Clarification. Binance made a sizable investment into regulated exchange HGX last week. This investment made our own application somewhat redundant. We will continue to work through our partners to grow the crypto industry in Singapore. Onwards.https://t.co/D9oywGEavV
— CZ 🔶 Binance (@cz_binance) December 13, 2021
Binance was an early entrant in the crypto exchange sector and benefited by being first in a now crowded sector. By providing global services to a fast-growing global market, Binance has emerged as the largest crypto exchange in the world. Yet, new compliance challenges such as FATFs “travel rule” and national regulators scrutinizing crypto exchanges make Binance a big target in the eyes of certain regulators looking to make their mark on crypto compliance. The Chairman of the US SEC Gary Gensler has frequently mentioned the need to bring crypto exchanges into a regulated environment. In October, Gensler explained that they currently have “robust authority” over crypto exchanges where people are “trading securities.”

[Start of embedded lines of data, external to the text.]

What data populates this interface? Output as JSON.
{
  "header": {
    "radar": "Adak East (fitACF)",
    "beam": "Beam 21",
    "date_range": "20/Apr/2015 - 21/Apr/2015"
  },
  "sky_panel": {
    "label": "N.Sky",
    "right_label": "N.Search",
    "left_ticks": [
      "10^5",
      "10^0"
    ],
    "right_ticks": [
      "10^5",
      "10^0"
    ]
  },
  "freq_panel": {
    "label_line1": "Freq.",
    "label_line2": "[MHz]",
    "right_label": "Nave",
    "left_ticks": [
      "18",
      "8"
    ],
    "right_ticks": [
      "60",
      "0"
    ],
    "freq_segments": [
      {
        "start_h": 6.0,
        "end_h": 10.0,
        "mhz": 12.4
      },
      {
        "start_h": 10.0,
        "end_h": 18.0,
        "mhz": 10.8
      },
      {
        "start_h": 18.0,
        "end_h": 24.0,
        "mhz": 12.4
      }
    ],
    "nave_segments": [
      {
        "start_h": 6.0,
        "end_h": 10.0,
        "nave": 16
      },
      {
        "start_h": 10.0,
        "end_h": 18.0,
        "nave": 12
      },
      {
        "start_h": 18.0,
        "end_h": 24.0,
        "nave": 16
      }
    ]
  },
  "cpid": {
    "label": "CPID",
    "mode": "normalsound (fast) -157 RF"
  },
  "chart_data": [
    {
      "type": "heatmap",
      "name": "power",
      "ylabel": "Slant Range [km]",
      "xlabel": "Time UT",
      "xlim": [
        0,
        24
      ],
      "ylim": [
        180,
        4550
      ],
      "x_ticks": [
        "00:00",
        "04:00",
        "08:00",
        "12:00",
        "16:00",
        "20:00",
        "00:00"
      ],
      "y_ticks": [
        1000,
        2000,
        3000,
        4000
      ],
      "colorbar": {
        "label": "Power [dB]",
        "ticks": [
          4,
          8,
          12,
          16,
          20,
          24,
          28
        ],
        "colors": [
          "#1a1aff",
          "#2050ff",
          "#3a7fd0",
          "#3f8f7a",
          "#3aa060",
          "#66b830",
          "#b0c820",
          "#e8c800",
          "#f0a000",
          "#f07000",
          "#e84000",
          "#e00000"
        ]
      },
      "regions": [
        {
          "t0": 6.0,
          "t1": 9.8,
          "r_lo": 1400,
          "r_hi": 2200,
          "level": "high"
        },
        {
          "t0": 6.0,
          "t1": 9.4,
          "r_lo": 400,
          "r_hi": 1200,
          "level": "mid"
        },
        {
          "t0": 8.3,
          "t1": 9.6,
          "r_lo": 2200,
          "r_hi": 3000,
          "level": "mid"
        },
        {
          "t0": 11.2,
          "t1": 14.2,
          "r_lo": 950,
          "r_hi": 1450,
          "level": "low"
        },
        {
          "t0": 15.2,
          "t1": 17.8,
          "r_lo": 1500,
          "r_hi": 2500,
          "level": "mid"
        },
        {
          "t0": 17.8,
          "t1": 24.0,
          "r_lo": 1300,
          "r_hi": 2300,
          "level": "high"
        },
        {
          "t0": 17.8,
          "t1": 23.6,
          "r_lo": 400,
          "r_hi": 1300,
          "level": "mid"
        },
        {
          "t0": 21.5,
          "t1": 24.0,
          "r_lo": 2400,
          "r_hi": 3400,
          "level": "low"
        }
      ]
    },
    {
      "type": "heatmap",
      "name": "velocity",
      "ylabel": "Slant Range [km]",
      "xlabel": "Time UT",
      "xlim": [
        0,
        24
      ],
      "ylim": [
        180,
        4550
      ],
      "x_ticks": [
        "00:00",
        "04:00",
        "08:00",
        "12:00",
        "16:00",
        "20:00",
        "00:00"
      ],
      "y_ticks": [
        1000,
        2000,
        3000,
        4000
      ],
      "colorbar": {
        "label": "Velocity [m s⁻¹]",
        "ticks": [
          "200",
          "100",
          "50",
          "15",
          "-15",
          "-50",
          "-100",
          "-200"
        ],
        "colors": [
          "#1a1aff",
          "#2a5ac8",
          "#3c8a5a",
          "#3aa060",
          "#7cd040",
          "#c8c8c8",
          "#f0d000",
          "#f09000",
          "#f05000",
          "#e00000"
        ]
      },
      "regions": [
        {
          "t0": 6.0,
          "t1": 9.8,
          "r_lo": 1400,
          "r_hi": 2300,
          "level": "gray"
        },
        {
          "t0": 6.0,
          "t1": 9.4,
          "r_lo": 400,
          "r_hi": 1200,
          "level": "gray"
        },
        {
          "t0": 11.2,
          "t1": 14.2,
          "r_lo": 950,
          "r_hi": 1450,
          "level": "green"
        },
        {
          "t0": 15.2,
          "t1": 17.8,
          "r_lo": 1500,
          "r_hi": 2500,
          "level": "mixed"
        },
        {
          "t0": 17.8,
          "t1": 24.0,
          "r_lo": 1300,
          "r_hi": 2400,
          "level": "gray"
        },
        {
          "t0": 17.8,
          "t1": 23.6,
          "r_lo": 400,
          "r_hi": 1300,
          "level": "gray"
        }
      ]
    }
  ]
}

“What happens is we have a platform with a few commodities but mostly securities,” said Gensler, sharing his opinion that most cryptocurrencies are securities and thus fall under existing security law.
Binance’s challenge is to morph into a regulated exchange that adheres to national rules and global guidance while navigating the minefield of global securities regulators that are monitoring its activities. Its investment in HG Exchange, and closure of Binance.sg, is a major step in this direction. But, will it be enough?